Iran invites IAEA to visit for talks: Western diplomat
December 20, 2011 - 16:54
TEHRAN – Iran has invited the UN nuclear watchdog to visit for talks, a senior Western diplomat said on Tuesday, Reuters reported.
The envoy said the invitation included no promise that talks would cover issues raised last month in an International Atomic Energy Agency released on November 8, in which it claimed that Iran appears to have worked on designing an atomic bomb.
"Apparently the Iranians have invited agency officials," the diplomat said.
A second Vienna-based diplomat was unable to confirm that Iran had issued an invitation, but said the IAEA and Tehran had been in contact about a possible visit which could take place early next year. If agreed, this could be "good news," he added.
There was no immediate comment from the IAEA, the Iranian mission in Vienna, or Iranian officials in Tehran.
The IAEA carries out regular inspections of Iranian nuclear sites but has not sent a senior official for talks since August, before it released its latest report.
The director of Atomic Energy Organization of Iran, Fereydoun Abbasi, wrote to the IAEA in late October suggesting that a senior delegation headed by IAEA Deputy Director General Herman Nackaerts, head of the agency's safeguards inspections worldwide, should visit for talks.
IAEA Director General Yukiya Amano said in November he had proposed sending a high-level team to Iran to "clarify the issues" raised in the report.

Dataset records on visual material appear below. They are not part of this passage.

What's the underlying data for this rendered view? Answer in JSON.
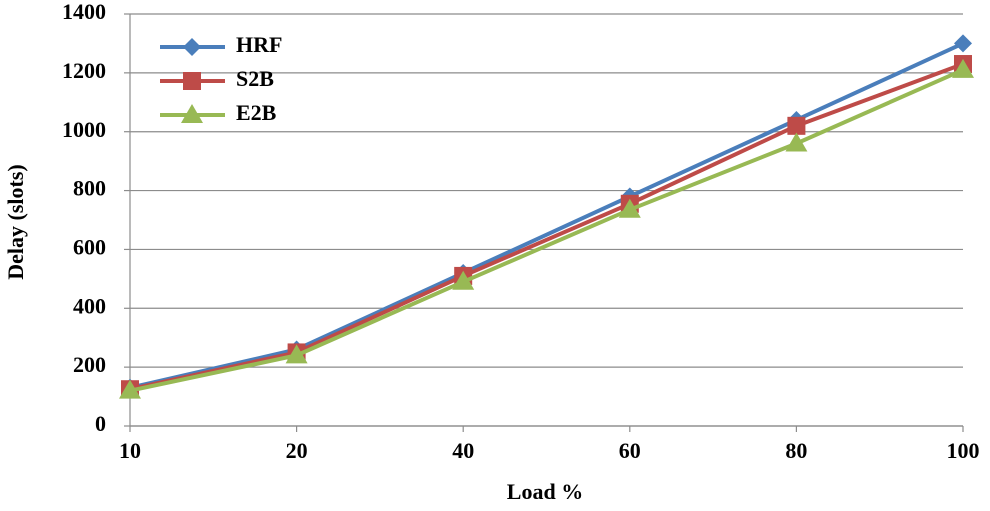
{
  "chart_data": {
    "type": "line",
    "x_label": "Load %",
    "y_label": "Delay (slots)",
    "categories": [
      "10",
      "20",
      "40",
      "60",
      "80",
      "100"
    ],
    "series": [
      {
        "name": "HRF",
        "color": "#4a7ebb",
        "marker": "diamond",
        "values": [
          130,
          260,
          520,
          780,
          1040,
          1300
        ]
      },
      {
        "name": "S2B",
        "color": "#be4b48",
        "marker": "square",
        "values": [
          125,
          250,
          510,
          755,
          1020,
          1230
        ]
      },
      {
        "name": "E2B",
        "color": "#98b954",
        "marker": "triangle",
        "values": [
          120,
          240,
          490,
          735,
          960,
          1210
        ]
      }
    ],
    "ylim": [
      0,
      1400
    ],
    "yticks": [
      0,
      200,
      400,
      600,
      800,
      1000,
      1200,
      1400
    ],
    "grid": true,
    "legend": "top-left"
  }
}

Another Vienna-based Western diplomat said Amano would probably only agree to send his officials to Tehran in order to specifically discuss such issues.
The main bone of contention between Tehran and the West is Iran’s uranium enrichment program.
Iran says all its nuclear activities are totally peaceful, and, as an International Atomic Energy Agency member and a nuclear Non-Proliferation Treaty signatory, it has the legal right to produce nuclear fuel for its research reactors and nuclear power plants.